Dawn, the eldest of Malcolm Allison's three daughters of six children from three marriages, said that the lesson of her father's life was that you should never waste a minute of it – and never feel it was getting the better of you.
Certainly, the style of the great football coach's departure on a warm, autumn afternoon in Manchester kept at bay any excess of grief. He would have thoroughly approved of his daughter's eulogy – and the fact that they placed a bottle of Moët & Chandon in an ice bucket beside the mahogany coffin.
Francis Lee, one of his most brilliant and pugnacious Manchester City players, also added to the mood of celebration of a most extrovert and sometimes reckless journey of 83 years when a police siren sounded in the distance. "They're too late," he murmured.
A picture of the young Allison, reminiscent of the time he could pass himself off in a not so darkened bar as Paul Newman, stared down on the service at the Crematorium Chapel at Southern Cemetery, where his great rival Sir Matt Busby used sometimes to sit and puff his pipe at the graveside of his late wife.
There was a gathering of family and friends and old players back at the City of Manchester Stadium but it was at the modest chapel where you had the best sense of how this extraordinary football character from the south, who for two years was a professional gambler and was once asked to be a character witness by the Kray Twins, had captured so much of the heart – and the imagination – of his adopted city.
Several mourners sang along with the final anthem to Allison's career, which brought City an unprecedented haul of four trophies: the League title, the FA Cup, the League Cup and the European Cup-Winners' Cup in a brilliant rush between 1968 and 1970. It was a recording of Frank Sinatra's "Fly Me To The Moon".
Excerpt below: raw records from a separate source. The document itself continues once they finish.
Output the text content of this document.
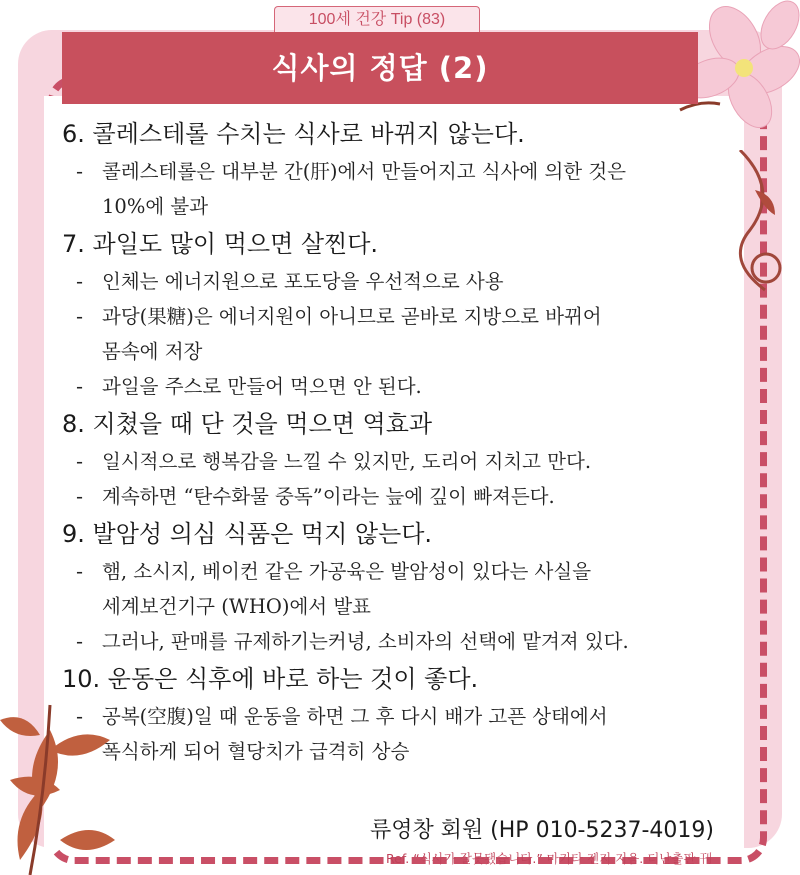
100세 건강 Tip (83)
식사의 정답 (2)
6. 콜레스테롤 수치는 식사로 바뀌지 않는다.
- 콜레스테롤은 대부분 간(肝)에서 만들어지고 식사에 의한 것은
10%에 불과
7. 과일도 많이 먹으면 살찐다.
- 인체는 에너지원으로 포도당을 우선적으로 사용
- 과당(果糖)은 에너지원이 아니므로 곧바로 지방으로 바뀌어
몸속에 저장
- 과일을 주스로 만들어 먹으면 안 된다.
8. 지쳤을 때 단 것을 먹으면 역효과
- 일시적으로 행복감을 느낄 수 있지만, 도리어 지치고 만다.
- 계속하면 “탄수화물 중독”이라는 늪에 깊이 빠져든다.
9. 발암성 의심 식품은 먹지 않는다.
- 햄, 소시지, 베이컨 같은 가공육은 발암성이 있다는 사실을
세계보건기구 (WHO)에서 발표
- 그러나, 판매를 규제하기는커녕, 소비자의 선택에 맡겨져 있다.
10. 운동은 식후에 바로 하는 것이 좋다.
- 공복(空腹)일 때 운동을 하면 그 후 다시 배가 고픈 상태에서
폭식하게 되어 혈당치가 급격히 상승
류영창 회원 (HP 010-5237-4019)
Ref. “식사가 잘못됐습니다.” 마키타 젠지 지음. 더난출판 刊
The chapel was filled with the players Allison so emboldened; the football they produced still lingers thrillingly in the mind.
There was the great triumvirate, Lee, Mike Summerbee and Colin Bell, who cost Allison and his manager Joe Mercer a mere £45,000 from Bury – a deal that exhilarated "Big Mal" so deeply he declared that he got a better runner than the Derby winner Nijinsky for mere "pennies".
There was the skipper Tony Book, the West Country bricklayer whom Allison brought to Maine Road when he was close to 30 and who led Allison's side so well and with such force that he was voted a joint Footballer of the Year with the iconic Scottish powerhouse Dave Mackay.
There was the giant goalkeeper Joe Corrigan, so raw when he came into Allison's care that the late City chief scout Harry Godwin said that if the brawny lad could be made into a first-class goalkeeper, it would be one of the greatest coaching achievements he would ever see. He saw it all right, and Corrigan was so convincing he would have played more than nine times for England if a certain Gordon Banks and then Peter Shilton and Ray Clemence hadn't been around at the time.
Alan Oakes was in the chapel. When Allison arrived at Maine Road the player used to sweat before games out of sheer anxiety. Allison calmed him – and turned him into a cornerstone of the team.
Wyn "The Leap" Davies came later, and stayed briefly, but long enough to feel the impact of the greatest coach he would ever know. He was among the mourners and he said, "Mal's genius was so simple. He knew how to make you play."
He also taught his players how to live, not always prudently, but with a wonderful relish for the business. Yesterday, as always, the moon hardly seemed an overambitious destination.